Paraeducator Assistant
Working prototypeA retrieval-based assistant that answers paraeducators' everyday classroom questions from a curated, citable knowledge base.
Sample question
How do I help a student stay on task without standing over them?
Try fading your prompts. Start close, then increase your distance and wait time as the student succeeds, so the support shifts gradually from you to the student.

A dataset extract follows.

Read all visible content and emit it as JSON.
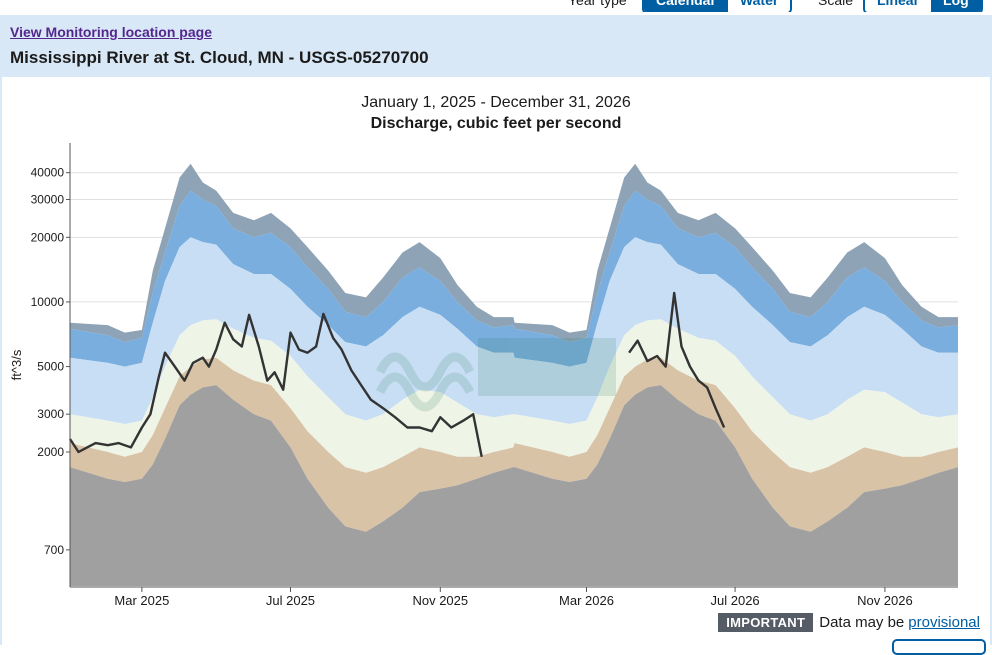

Source shown with every answerWhy I built it
My thesis kept returning to one finding. Paraeducators are often given fragmented training, or none, even though they spend the most time with the students who need the most support. I wanted to test whether a grounded assistant could put trustworthy, practical guidance within reach in the moment it is needed.
How it works
It answers only from a curated knowledge base of vetted sources on inclusive and special education practice, and it shows the source behind each answer so it can be checked. When the knowledge base does not cover a question, it says so rather than guessing.
What it does not do
It supports judgment, it does not replace it. The assistant offers a starting point, not a decision. What happens with a student stays with the educator and the team who know that student.
Who is a paraeducator?
A paraeducator is a school staff member who supports students under the supervision of a certificated teacher. The California Department of Education includes special education explicitly in this role, and in inclusive and special education classrooms paraeducators often work most closely with the students who need the most support, assisting with instruction, behavior, and the ordinary business of the school day.
The title varies by district. The same person may be called a paraprofessional, an instructional aide, a teacher's aide, a classroom assistant, or simply a para, and federal law uses paraprofessional. My research focuses on paraeducators in inclusive and special education settings, whatever their local title.